After struggling for several years at various non-writing jobs, including one in the wardrobe department at the RKO film studio, Rand sold her first screenplay, Red Pawn, to Universal Studios in 1932. In the same year, Rand saw her first stage play, Night of January 16th, produced in Hollywood and then on Broadway. Her first novel, We the Living, was completed in 1933. The most autobiographical of Rand's novels, We the Living was rejected as too anti-Communist and wasn't published in the United States until 1936. In 1937, Rand devoted a few weeks to write her novella, Anthem, which was soon published in England but was not published in the United States until 1947, ten years later.
Although positively reviewed, neither We the Living nor Anthem garnered high sales. Not until the publication of The Fountainhead did Ayn Rand achieve fame. Rand began writing The Fountainhead in 1935, taking seven years to complete the book.

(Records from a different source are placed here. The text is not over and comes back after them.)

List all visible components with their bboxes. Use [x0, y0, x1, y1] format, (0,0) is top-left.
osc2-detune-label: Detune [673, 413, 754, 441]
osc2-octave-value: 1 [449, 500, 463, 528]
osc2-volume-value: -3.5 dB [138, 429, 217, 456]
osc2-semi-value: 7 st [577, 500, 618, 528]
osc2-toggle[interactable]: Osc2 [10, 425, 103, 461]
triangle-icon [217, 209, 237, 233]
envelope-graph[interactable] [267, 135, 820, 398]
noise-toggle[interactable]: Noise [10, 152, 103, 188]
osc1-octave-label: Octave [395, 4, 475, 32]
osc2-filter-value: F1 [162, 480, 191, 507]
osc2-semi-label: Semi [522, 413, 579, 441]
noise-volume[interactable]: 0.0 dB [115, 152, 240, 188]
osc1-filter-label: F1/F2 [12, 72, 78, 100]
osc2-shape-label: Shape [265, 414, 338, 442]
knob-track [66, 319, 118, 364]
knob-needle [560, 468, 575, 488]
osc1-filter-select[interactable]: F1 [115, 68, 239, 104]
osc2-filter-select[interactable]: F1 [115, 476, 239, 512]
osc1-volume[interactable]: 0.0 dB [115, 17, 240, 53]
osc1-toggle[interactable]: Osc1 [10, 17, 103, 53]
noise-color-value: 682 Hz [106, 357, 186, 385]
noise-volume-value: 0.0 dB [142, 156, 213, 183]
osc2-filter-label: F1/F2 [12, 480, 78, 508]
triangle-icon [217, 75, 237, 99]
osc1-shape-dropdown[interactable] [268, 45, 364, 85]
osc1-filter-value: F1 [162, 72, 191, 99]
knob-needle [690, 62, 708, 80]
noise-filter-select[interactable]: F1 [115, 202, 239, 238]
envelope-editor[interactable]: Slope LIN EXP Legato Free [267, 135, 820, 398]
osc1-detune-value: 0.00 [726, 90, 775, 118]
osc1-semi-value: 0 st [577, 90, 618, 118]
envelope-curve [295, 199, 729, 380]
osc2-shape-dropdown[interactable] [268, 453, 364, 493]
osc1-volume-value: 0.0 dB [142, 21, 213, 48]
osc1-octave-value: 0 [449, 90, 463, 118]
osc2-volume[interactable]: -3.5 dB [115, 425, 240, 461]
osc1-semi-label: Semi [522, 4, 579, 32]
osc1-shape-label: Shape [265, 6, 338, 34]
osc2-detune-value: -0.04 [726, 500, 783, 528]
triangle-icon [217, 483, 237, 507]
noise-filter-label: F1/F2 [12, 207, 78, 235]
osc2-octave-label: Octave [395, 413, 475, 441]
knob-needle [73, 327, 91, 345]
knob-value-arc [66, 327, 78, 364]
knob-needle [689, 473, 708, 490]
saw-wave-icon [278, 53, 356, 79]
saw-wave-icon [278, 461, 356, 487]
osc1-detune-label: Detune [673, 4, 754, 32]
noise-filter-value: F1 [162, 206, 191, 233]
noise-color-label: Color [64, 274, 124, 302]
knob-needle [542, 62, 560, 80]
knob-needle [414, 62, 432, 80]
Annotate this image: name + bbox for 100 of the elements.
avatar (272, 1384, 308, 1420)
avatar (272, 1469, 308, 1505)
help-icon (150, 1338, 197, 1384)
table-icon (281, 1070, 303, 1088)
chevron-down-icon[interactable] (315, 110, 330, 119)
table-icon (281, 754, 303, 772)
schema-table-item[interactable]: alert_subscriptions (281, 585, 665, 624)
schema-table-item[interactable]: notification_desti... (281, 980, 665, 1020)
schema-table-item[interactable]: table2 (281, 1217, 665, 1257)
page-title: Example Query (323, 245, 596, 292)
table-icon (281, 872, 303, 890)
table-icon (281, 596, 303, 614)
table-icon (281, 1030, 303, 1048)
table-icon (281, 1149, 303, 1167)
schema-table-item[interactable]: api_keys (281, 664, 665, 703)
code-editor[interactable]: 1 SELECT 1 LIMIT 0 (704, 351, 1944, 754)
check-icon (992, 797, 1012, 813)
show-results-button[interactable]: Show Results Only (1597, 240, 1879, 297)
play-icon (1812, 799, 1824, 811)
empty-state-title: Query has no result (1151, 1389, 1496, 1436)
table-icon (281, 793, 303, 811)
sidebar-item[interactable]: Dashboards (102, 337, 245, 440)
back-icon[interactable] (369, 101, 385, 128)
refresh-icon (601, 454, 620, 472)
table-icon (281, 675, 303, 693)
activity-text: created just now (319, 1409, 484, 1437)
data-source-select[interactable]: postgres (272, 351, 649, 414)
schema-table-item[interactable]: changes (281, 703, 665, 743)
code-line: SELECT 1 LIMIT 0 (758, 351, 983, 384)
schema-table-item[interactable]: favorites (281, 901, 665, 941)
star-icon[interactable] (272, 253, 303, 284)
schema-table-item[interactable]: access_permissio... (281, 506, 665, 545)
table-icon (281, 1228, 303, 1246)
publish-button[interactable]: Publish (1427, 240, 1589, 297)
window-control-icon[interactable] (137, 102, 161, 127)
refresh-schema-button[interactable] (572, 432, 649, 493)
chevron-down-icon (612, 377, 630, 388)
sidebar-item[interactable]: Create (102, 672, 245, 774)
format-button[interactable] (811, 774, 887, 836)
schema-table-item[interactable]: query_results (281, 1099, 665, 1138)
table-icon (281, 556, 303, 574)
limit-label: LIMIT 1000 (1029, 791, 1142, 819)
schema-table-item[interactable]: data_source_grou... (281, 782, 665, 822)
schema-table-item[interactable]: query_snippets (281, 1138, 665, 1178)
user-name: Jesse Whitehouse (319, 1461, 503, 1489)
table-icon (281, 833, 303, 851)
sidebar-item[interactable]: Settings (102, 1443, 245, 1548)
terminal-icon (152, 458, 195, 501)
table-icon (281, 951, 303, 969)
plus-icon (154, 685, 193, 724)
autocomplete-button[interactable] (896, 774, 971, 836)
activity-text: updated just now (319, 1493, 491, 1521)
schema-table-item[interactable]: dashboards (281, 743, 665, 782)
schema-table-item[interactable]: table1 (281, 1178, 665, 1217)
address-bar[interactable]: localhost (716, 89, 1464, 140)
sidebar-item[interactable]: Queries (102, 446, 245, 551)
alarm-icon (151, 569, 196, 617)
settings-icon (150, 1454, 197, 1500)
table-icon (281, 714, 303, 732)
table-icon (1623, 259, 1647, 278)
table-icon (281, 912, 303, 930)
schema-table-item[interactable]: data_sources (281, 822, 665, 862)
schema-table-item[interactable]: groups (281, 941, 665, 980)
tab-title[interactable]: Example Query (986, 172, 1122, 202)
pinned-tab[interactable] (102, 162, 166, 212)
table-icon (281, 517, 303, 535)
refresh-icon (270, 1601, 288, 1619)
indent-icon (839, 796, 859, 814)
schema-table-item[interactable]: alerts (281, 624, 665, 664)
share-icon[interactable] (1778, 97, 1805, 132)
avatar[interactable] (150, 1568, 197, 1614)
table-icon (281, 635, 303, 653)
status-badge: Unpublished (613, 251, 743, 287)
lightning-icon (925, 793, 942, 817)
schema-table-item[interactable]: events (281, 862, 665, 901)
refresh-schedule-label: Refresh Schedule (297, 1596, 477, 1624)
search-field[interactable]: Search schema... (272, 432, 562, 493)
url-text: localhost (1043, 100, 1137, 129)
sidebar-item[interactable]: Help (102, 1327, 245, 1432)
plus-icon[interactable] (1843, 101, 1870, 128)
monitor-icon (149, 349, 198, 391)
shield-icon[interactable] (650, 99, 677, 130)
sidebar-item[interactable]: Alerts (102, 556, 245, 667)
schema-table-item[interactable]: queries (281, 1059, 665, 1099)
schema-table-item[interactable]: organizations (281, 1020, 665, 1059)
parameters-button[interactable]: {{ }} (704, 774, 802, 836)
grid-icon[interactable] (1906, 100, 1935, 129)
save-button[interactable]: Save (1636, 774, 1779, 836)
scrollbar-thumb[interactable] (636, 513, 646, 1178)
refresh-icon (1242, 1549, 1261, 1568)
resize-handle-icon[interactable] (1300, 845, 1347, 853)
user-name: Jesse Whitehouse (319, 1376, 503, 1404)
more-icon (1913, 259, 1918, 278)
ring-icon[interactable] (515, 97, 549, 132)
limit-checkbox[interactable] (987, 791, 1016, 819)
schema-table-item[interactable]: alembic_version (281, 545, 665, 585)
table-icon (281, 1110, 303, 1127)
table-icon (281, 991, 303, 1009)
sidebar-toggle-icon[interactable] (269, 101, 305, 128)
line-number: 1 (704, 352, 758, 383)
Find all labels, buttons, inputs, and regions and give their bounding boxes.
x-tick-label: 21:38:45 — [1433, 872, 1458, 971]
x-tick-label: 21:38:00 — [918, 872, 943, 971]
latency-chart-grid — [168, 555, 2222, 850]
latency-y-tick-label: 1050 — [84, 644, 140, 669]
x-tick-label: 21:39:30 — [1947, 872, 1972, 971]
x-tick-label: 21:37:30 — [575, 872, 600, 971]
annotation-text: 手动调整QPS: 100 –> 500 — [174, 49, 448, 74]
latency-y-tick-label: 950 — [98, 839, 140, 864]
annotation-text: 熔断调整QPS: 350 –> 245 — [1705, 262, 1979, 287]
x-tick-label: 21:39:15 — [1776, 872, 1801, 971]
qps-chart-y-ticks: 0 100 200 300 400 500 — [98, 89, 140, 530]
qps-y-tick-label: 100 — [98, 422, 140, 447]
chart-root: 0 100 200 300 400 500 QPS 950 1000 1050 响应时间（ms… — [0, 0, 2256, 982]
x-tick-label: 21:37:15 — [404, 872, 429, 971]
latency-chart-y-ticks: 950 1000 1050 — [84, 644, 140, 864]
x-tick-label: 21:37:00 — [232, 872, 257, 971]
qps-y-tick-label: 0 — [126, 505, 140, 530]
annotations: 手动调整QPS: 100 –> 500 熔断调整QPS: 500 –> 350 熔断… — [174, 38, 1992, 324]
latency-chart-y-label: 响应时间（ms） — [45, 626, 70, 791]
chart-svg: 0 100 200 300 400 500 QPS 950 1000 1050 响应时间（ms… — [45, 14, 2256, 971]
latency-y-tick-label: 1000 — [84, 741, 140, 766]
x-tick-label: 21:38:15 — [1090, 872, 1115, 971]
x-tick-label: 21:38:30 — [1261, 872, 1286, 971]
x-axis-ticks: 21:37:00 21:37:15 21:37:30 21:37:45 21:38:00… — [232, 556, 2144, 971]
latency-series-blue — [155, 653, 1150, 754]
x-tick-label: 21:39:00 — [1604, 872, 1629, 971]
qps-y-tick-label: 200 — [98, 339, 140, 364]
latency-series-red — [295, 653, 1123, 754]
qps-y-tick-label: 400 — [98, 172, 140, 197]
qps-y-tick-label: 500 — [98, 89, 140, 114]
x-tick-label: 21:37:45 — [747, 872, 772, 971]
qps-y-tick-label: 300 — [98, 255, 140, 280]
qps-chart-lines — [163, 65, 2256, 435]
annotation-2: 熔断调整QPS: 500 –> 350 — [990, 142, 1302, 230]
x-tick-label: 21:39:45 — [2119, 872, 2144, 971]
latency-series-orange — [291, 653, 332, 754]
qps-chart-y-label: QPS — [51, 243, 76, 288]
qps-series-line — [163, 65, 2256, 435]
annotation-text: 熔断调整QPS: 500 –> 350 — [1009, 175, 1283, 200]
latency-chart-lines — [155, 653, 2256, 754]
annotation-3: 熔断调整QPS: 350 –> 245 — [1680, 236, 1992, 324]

In the hero of The Fountainhead, architect Howard Roark, she presented for the first time the kind of hero whose depiction was the chief goal of her writing: the ideal man, man "as he could be and ought to be." The Fountainhead was rejected by twelve publishers but finally accepted by Bobbs-Merrill. Although published in 1943, The Fountainhead made history by becoming a best-seller two years later, through word-of-mouth, and it gained for its author lasting recognition as a champion of individualism.
Ayn Rand returned to Hollywood in late 1943 to write the screenplay for The Fountainhead, but war-time restrictions delayed production until 1948. Working part-time as a screenwriter for producer Hal Wallis, Rand wrote such scripts as Love Letters and You Came Along, and she began her major novel, Atlas Shrugged, in 1946. In 1951, Rand moved permanently back to New York City and devoted herself full-time to the completion of the novel Atlas Shrugged. Despite extremely negative reviews, Atlas Shrugged quickly became a best-seller.